In realtà il bello di suonare nei locali di Barcellona era che non c’era gente di tango. Era gente che veniva al bar per bere, e che trovava la versione “primitiva” composta da una chitarra, una sequenza elettronica e un processore, e questo piaceva, funzionava. Poi tornai a Buenos Aires per rifinire questo progetto, per dargli un aspetto più tanguero, siamo andati nelle milonghe per dare un po’ di colore porteño. Alla fine, è come una mescolanza delle due cose: di quello che è successo a Barcellona e di quello che è successo a Buenos Aires. E il nostro pubblico è eterogeneo, variabile: c’è gente povera, ricca, più giovane, meno giovane…

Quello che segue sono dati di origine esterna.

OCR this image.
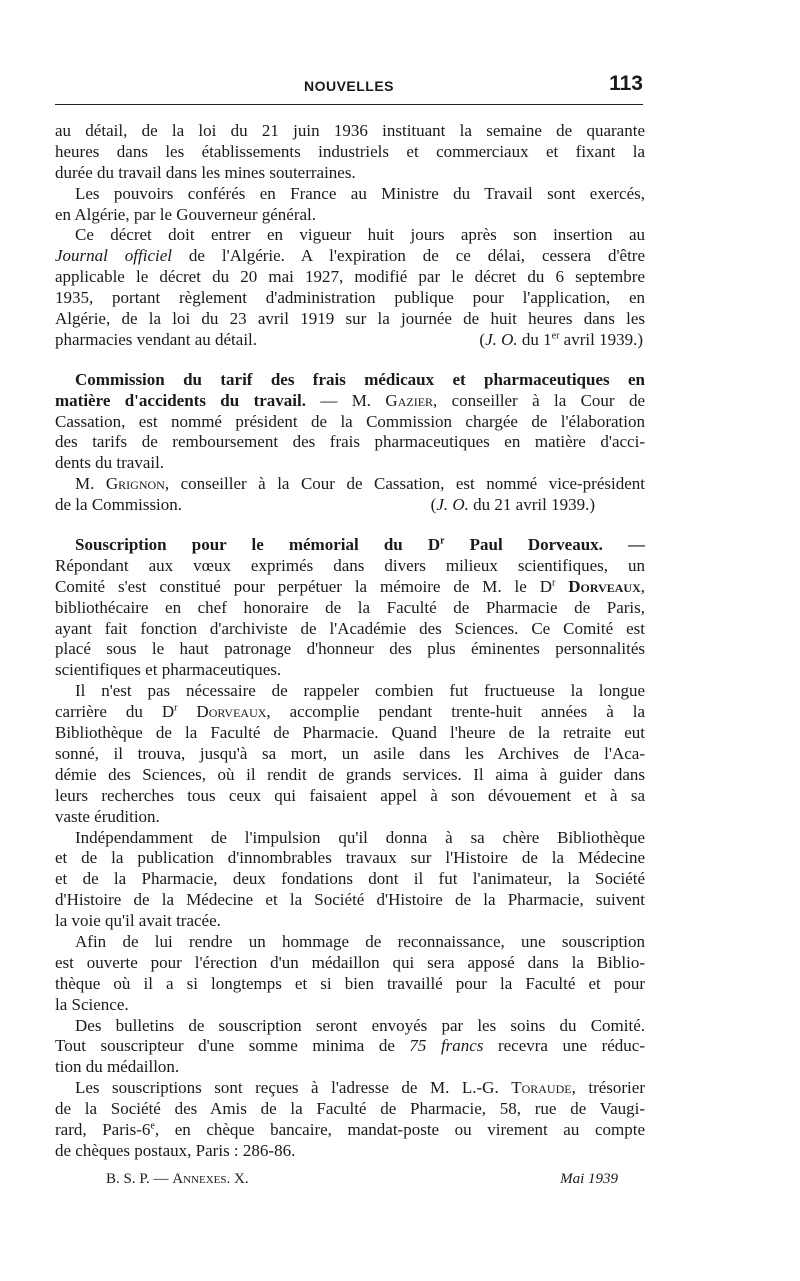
NOUVELLES	113
au détail, de la loi du 21 juin 1936 instituant la semaine de quarante
heures dans les établissements industriels et commerciaux et fixant la
durée du travail dans les mines souterraines.
Les pouvoirs conférés en France au Ministre du Travail sont exercés,
en Algérie, par le Gouverneur général.
Ce décret doit entrer en vigueur huit jours après son insertion au
Journal officiel de l'Algérie. A l'expiration de ce délai, cessera d'être
applicable le décret du 20 mai 1927, modifié par le décret du 6 septembre
1935, portant règlement d'administration publique pour l'application, en
Algérie, de la loi du 23 avril 1919 sur la journée de huit heures dans les
pharmacies vendant au détail.	(J. O. du 1er avril 1939.)
Commission du tarif des frais médicaux et pharmaceutiques en
matière d'accidents du travail. — M. Gazier, conseiller à la Cour de
Cassation, est nommé président de la Commission chargée de l'élaboration
des tarifs de remboursement des frais pharmaceutiques en matière d'acci-
dents du travail.
M. Grignon, conseiller à la Cour de Cassation, est nommé vice-président
de la Commission.	(J. O. du 21 avril 1939.)
Souscription pour le mémorial du $D^r$ Paul Dorveaux. —
Répondant aux vœux exprimés dans divers milieux scientifiques, un
Comité s'est constitué pour perpétuer la mémoire de M. le $D^r$ Dorveaux,
bibliothécaire en chef honoraire de la Faculté de Pharmacie de Paris,
ayant fait fonction d'archiviste de l'Académie des Sciences. Ce Comité est
placé sous le haut patronage d'honneur des plus éminentes personnalités
scientifiques et pharmaceutiques.
Il n'est pas nécessaire de rappeler combien fut fructueuse la longue
carrière du $D^r$ Dorveaux, accomplie pendant trente-huit années à la
Bibliothèque de la Faculté de Pharmacie. Quand l'heure de la retraite eut
sonné, il trouva, jusqu'à sa mort, un asile dans les Archives de l'Aca-
démie des Sciences, où il rendit de grands services. Il aima à guider dans
leurs recherches tous ceux qui faisaient appel à son dévouement et à sa
vaste érudition.
Indépendamment de l'impulsion qu'il donna à sa chère Bibliothèque
et de la publication d'innombrables travaux sur l'Histoire de la Médecine
et de la Pharmacie, deux fondations dont il fut l'animateur, la Société
d'Histoire de la Médecine et la Société d'Histoire de la Pharmacie, suivent
la voie qu'il avait tracée.
Afin de lui rendre un hommage de reconnaissance, une souscription
est ouverte pour l'érection d'un médaillon qui sera apposé dans la Biblio-
thèque où il a si longtemps et si bien travaillé pour la Faculté et pour
la Science.
Des bulletins de souscription seront envoyés par les soins du Comité.
Tout souscripteur d'une somme minima de 75 francs recevra une réduc-
tion du médaillon.
Les souscriptions sont reçues à l'adresse de M. L.-G. Toraude, trésorier
de la Société des Amis de la Faculté de Pharmacie, 58, rue de Vaugi-
rard, Paris-6e, en chèque bancaire, mandat-poste ou virement au compte
de chèques postaux, Paris : 286-86.
B. S. P. — Annexes. X.	Mai 1939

Ti sei ispirato ai Gotan Project?
Quando ho creato gli Otros Aires conoscevo poco i Gotan Project, non erano famosi e presenti come oggi, erano più da “bassofondo”. Non c’erano tante informazioni, c’era stato molto prima tango elettronico con un remix di Piazzolla, cose che sono rare in questo momento.
Come sono cambiati i componenti del gruppo?
All’inizio c’erano amici musicisti che partecipavano al mio progetto, poi quando tornai a Buenos Aires collaborarono alcuni amici però non potevano farlo in modo fisso, costante. Nella prima tournée del 2006 sono entrati il pianista e il bandoneonista attuali, poi è cambiato anche il batterista.
Sullo schermo, durante il concerto, scorrevano varie immagini…
Sono la fusione di cose vecchie, nuove, di Barcellona, come un collage, per rappresentare audiovisualmente il concerto.
Quando uscirà il vostro prossimo cd?
Questo è un mistero anche per me!
Questo era il vostro primo concerto a Roma?
No, il secondo. Il pubblico romano è stato buenissimo, ha una buona predisposizione, capisce e solidarizza con i musicisti, ci mette il cuore.